Black Star si convinse a ritrattare tutto quello che aveva pensato
della Sacra Spada fino a quell’attimo: Excalibur non era
affatto
posseduto dalla superbia. Era solamente il più grande
imbecille
che avesse mai incontrato – il che, da un certo punto di
vista,
era persino consolante.
— Lo sai che non hai un minimo di coerenza?
—
domandò retoricamente, consapevole di non potersi irritare
più di tanto con quel folle omuncolo. D’altronde,
era
convinto che i pazzi andassero sempre assecondati in una maniera o
nell’altra.
— È per questo che non sopporto i paesani
—,
asserì infine il formichiere giallo, voltandogli le spalle.
— Dopotutto, non sono il migliore del mondo. Anche se penso
che
nessuno sia meglio di me.
Che
nessuno sia meglio di me.
Che
nessuno sia meglio di me.
Che
nessuno sia meglio di me.
— Bastardo! — Fu tutto quello che uscì
dalla bocca
di Black Star, mentre la rabbia prendeva il sopravvento e la furia
mandava al diavolo la sua discutibile pazienza. Non aveva mai
conosciuto un essere così sorprendentemente insoffribile e
indigesto, ed una parte di sé arrivò persino a
chiedersi
se lui apparisse in quel modo agli occhi dei compagni. Non sapeva come,
ma se fosse davvero stato così, avrebbe dovuto trovare ben
più d’una maniera per scusarsi con loro.
— Ti odio
con tutto me stesso! Sacra Spada un cazzo! Questa merda di libro
è completamente inaffidabile! — Strinse tra le
mani il
tomo, controllando l’autore e sorprendendosi di trovarci
scritto
sopra il nome della spada incriminata. — L’hai
scritto tu?!
Excalibur gli puntò il bastone contro. — Non
rilascio autografi.
⚔️
S’accorse che persino la sua risata supponente gli stava
sulle
palle: non avendo una bocca, quel formichiere giallognolo si limitava
ad un grugnito scomposto e decisamente poco opportuno, che tuttavia
aveva la singolare caratteristica di far incazzare Black Star ben
più di quanto sarebbe stato in grado di fare quel secchione
di
Kid. Se il figlio di Shinigami fosse andato con lui, almeno in quel
momento sarebbero stati in due a soffrire.
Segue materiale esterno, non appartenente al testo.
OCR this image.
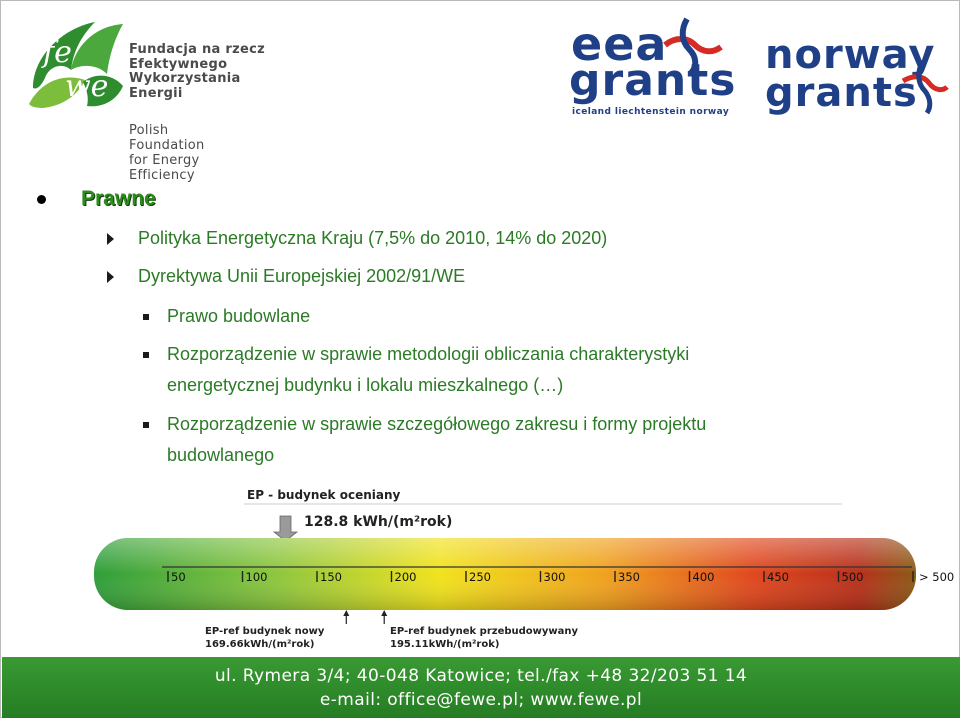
fe
we
Fundacja na rzecz
Efektywnego
Wykorzystania
Energii
Polish
Foundation
for Energy
Efficiency
eea
grants
iceland liechtenstein norway
norway
grants
Prawne
Polityka Energetyczna Kraju (7,5% do 2010, 14% do 2020)
Dyrektywa Unii Europejskiej 2002/91/WE
Prawo budowlane
Rozporządzenie w sprawie metodologii obliczania charakterystyki
energetycznej budynku i lokalu mieszkalnego (…)
Rozporządzenie w sprawie szczegółowego zakresu i formy projektu
budowlanego
EP - budynek oceniany
128.8 kWh/(m²rok)
50	100	150	200	250	300	350	400	450	500	> 500
EP-ref budynek nowy
169.66kWh/(m²rok)
EP-ref budynek przebudowywany
195.11kWh/(m²rok)
ul. Rymera 3/4; 40-048 Katowice; tel./fax +48 32/203 51 14
e-mail: office@fewe.pl; www.fewe.pl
Invece il discendente della Stella era solo, ed in mano stringeva una risma
intera di fogli che, come il loro proprietario, parevano ingialliti a
causa della muffa e dell’umidità. Si
ritrovò a
sfogliarne qualcuno, incapace di comprendere a cosa servissero e
soprattutto titubante su che razza di assurdità ci fossero
scritte sopra. Il meister
alzò un sopracciglio diffidente, mentre si concedeva alla
scialba lettura dei numeri scritti in cima al primo foglio, volgendo
poi lo sguardo verso la Sacra Spada. — Che diavolo sarebbe?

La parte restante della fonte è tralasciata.